There was a point in Delaney’s life when he considered carpentry as a career. It was after his two years of teaching at Dover-Sherborn. He came very close to becoming a cabinet maker after he was let go at DS–until a very close teacher friend of his convinced him otherwise.
“[She] gave me a push to stay in education, which was the right move,” Delaney said. “I owe her a debt of gratitude from doing that, and keeping [woodworking] as a hobby as opposed to a career.”
Although Delaney chose not to use his skill of furniture-making as a career, he still enjoys the hobby during his free time.
“I love to do it, I have a shop in a barn at my parents’ place, so I spend a lot of time there, and that’s what I’ll do when I retire in a little while. That’ll be my old man job.”
One of Delaney’s favorite memories from furniture making was when he first learned how to “dovetail.” Dovetailing is a fundamental carpentry skill, and it creates the strongest joint in drawer construction. It is a tricky technique, but after lots of practice Delaney can now dovetail very quickly.
“Just like anything else, you learn a move and then it becomes your muscle memory,” Delaney said. “Your body remembers how to do it, even though it took your body forever to figure it out for the first time.”
Delaney has never thought of teaching woodworking as a career, but he does help Jay Moody, teacher of the elective Innovation Realization, in the Makerspace.

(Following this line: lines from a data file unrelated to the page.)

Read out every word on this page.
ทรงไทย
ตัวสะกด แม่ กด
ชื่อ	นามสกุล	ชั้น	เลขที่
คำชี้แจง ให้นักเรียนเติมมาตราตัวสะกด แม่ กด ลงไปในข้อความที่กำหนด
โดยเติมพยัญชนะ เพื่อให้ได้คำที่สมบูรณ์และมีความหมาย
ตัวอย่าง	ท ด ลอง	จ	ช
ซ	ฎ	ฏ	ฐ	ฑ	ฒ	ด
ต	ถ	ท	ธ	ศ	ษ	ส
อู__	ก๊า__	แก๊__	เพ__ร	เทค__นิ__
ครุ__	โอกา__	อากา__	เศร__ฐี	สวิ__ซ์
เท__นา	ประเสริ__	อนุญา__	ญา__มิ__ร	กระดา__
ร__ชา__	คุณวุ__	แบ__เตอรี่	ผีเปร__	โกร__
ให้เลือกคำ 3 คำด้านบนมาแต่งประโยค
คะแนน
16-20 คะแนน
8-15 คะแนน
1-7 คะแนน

Delaney also teaches a woodworking workshop during Winter Week. He teaches students how to make bird houses which he displays outside of the school.
Delaney would like to see an elective specifically for woodworking at WHS.
“There’s absolutely a connection between using your hands and using your mind, I learned really well from using both at the same time, and seeing things in three dimensions,” Delaney said. “[Woodworking is] pretty useful too. If you own a house or an apartment, and you want to make something, knowing how to use a drill and to not screw something up is a good survival and life skill. We don’t teach [skills like] that as much anymore, but it’s starting to come back.”